Я чувствовал себя диктором в прямом эфире. Дрессированная крыса утащила у меня листики с текстом.
Меня к чему-то готовили.
Тезка маму Тому звал по имени – «Тома», а тетю Свету – просто «Ты».
Нагло распоряжаясь ими, оно требовательно заказывало температуру «блюдей», что безропотно и безукоризненно добренькой «Ты» исполнялось при полном и одобрительном попустительстве «Томы». Я все это терпел «не обращая», как говорят в жизненных пьесах, ни малейшего.
Но когда этот вуайяр-панасоник, насытившись, сказал, что хочет снимать нас и дальше, и что мы можем раздеваться, и для начала можем и что-то станцевать, например, поураздетыми, – я назвал его акушерскими щипцами, маточным зеркальцем, грязным томпоном, сраным памперсом и старым тампаксом и дал две затрещины: первую – ему и второю – панасонику. И тут же об этом очень посожалел.
«Тома» и «Ты» превратились в мегер. Как в кино, что из веселого цветного вмиг стало страшным черно-белым.
Они стали кидать в меня опасными предметами сервировки и обидной едой.
И довольно метко.
Порция холодца попала мне в шею.
Я через мгновение был просто персонажем Арчимбольдо – весь из фруктов, овощей и рыбьих хвостов. Но «Ты» и Тома Арчимбольдо не видели никогда, и я не успел им ничего рассказать о нем.
Опозоренный, я ретировался, забыв в прихожей свой замечательный мягкомнущийся италийский лже-Ферре пиджачок. Я стал звонить в захлопнувшуюся дверь и звать его с собой к маме.
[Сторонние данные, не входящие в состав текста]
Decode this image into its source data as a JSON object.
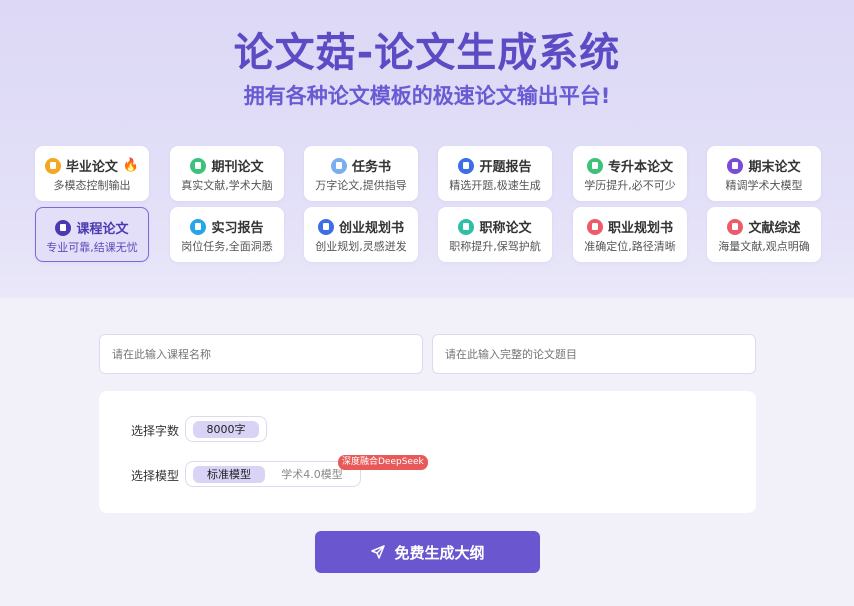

Но «Ты» прошипела, что я (список грубых обидных травмирующих прозвищ беспомощного и хуже того, совершенно навеки бесполезного мужчины) могу преспокойно купить его в их торговой точке номер шестьдесят шесть в шестом ряду на городском рынке товарищества «ООО Люцифер».
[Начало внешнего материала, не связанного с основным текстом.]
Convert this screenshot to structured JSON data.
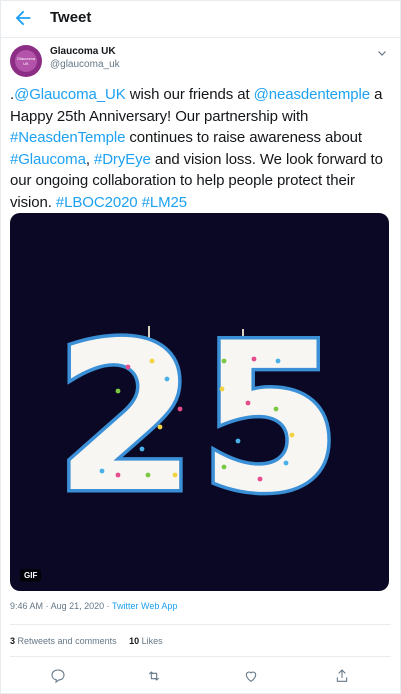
{
  "header": {
    "title": "Tweet"
  },
  "author": {
    "name": "Glaucoma UK",
    "handle": "@glaucoma_uk",
    "avatar_text": "Glaucoma UK"
  },
  "tweet": {
    "parts": [
      {
        "text": ".",
        "link": false
      },
      {
        "text": "@Glaucoma_UK",
        "link": true
      },
      {
        "text": " wish our friends at ",
        "link": false
      },
      {
        "text": "@neasdentemple",
        "link": true
      },
      {
        "text": " a Happy 25th Anniversary! Our partnership with ",
        "link": false
      },
      {
        "text": "#NeasdenTemple",
        "link": true
      },
      {
        "text": " continues to raise awareness about ",
        "link": false
      },
      {
        "text": "#Glaucoma",
        "link": true
      },
      {
        "text": ", ",
        "link": false
      },
      {
        "text": "#DryEye",
        "link": true
      },
      {
        "text": " and vision loss. We look forward to our ongoing collaboration to help people protect their vision. ",
        "link": false
      },
      {
        "text": "#LBOC2020",
        "link": true
      },
      {
        "text": " ",
        "link": false
      },
      {
        "text": "#LM25",
        "link": true
      }
    ],
    "media": {
      "badge": "GIF",
      "number": "25"
    },
    "time": "9:46 AM",
    "date": "Aug 21, 2020",
    "source": "Twitter Web App"
  },
  "stats": {
    "retweets_count": "3",
    "retweets_label": "Retweets and comments",
    "likes_count": "10",
    "likes_label": "Likes"
  },
  "colors": {
    "accent": "#1da1f2",
    "brand": "#8c2e86",
    "media_bg": "#0a0824"
  },
  "icons": [
    "back-arrow-icon",
    "chevron-down-icon",
    "reply-icon",
    "retweet-icon",
    "like-icon",
    "share-icon"
  ]
}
Что и было мной через день сделано.
Культурная «Ты» поинтересовалась, не завернуть ли мне выгодную покупку.
«Тома», не глядя на меня, курила.
Раздел смежных профессий
Тяжелый фильм
…Все становится историей.
В абсолютном смысле – прошлой, прошедшим временем, бывшим не со мной, бившим не по мне.
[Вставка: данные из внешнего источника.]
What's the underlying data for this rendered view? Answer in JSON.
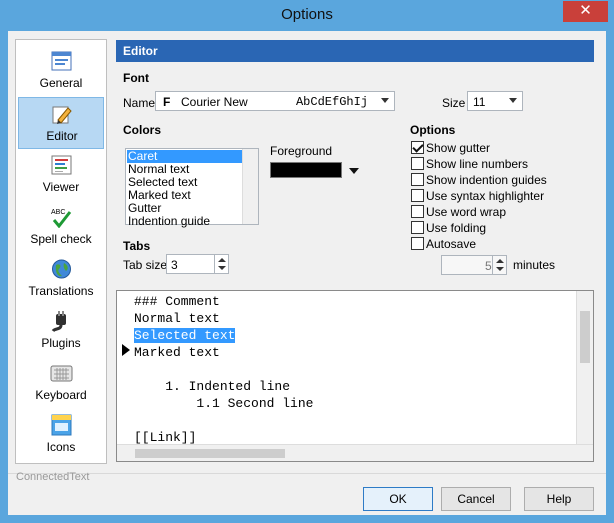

Весь лабиринт прошлой жизни я теперь обозреваю сверху, даже пунктиры своих следов, – уютно и отчужденно, будто кончаю жить. Со мной так много всего, что я ничего не могу забрать… Узлов и чемоданов гораздо больше, чем рук. Это какая-то цирковая реприза. Мне, то есть ему, – все трудно.
И уж это мне точно известно.
Ведь я – это он.
И никакой тягомотины.
С этого места – или момента, что почти одно и то же, сюжет может развиваться во множестве направлений, так как по большому счету его, суммарного, нет вовсе, ибо конец в любой раз будет предрешен с одинаковой силой.
И вот в ней-то все дело и состоит.
В ее целенаправленной идиотии.
…Он вообще-то часто и не догадывался о своем существовании среди разнонаправленных векторов автоматизма – точнее, он был не среди них, а, из них. Состоял. А может быть, и был в них.
Лишь иногда ему мнилось, что нечто начинает ему немного мешать. Но, как правило, это длилось недолго. А так – он примечал себя как сгусток табачного дыма. Он – еще немного – и весь развеется по комнате. И, коснувшись своим сизым сумраком тарелки репродуктора, вытечет в распахнутую фрамугу на зеленя палисада. На замкнутый низкими строениями собачий дворик.
Ворох георгинов почему-то не обломлен.
Осенняя одуревшая пчела выбирается задом из темного цветочного устья, как из плохого стихотворенья.
Когда он вернулся с фронта, где, против всех собственных ожиданий, вовсе не погиб, хотя наверняка должен был, абсолютно должен был погибнуть, но не был даже поврежден, в смысле ранен, то на возможной научной карьере он поставил крест, тем более и мать, с которой он жил, как-то за время ожидания его растеряла свою тираническую любовь.
Она перестала его кем-то определенным представлять.
Она как-то примирилась с его наличием.
И, как говорят, она сдала и теперь очевидно иссякала.
А он был здоров и абсолютно цел. Это было почти глупо и даже цинично на фоне увечных, на фоне темного зияния невернувшихся или редких писем от тех, кто остался где-то там, в армии. Они ведь тоже не вернулись к нему. В письмах ничего сказать было нельзя. Да никто и не пытался говорить, то есть прибавлять к тому, что было сказано в глаза. Он только складывал конверты и отвечал открыто, – почтовой карточкой.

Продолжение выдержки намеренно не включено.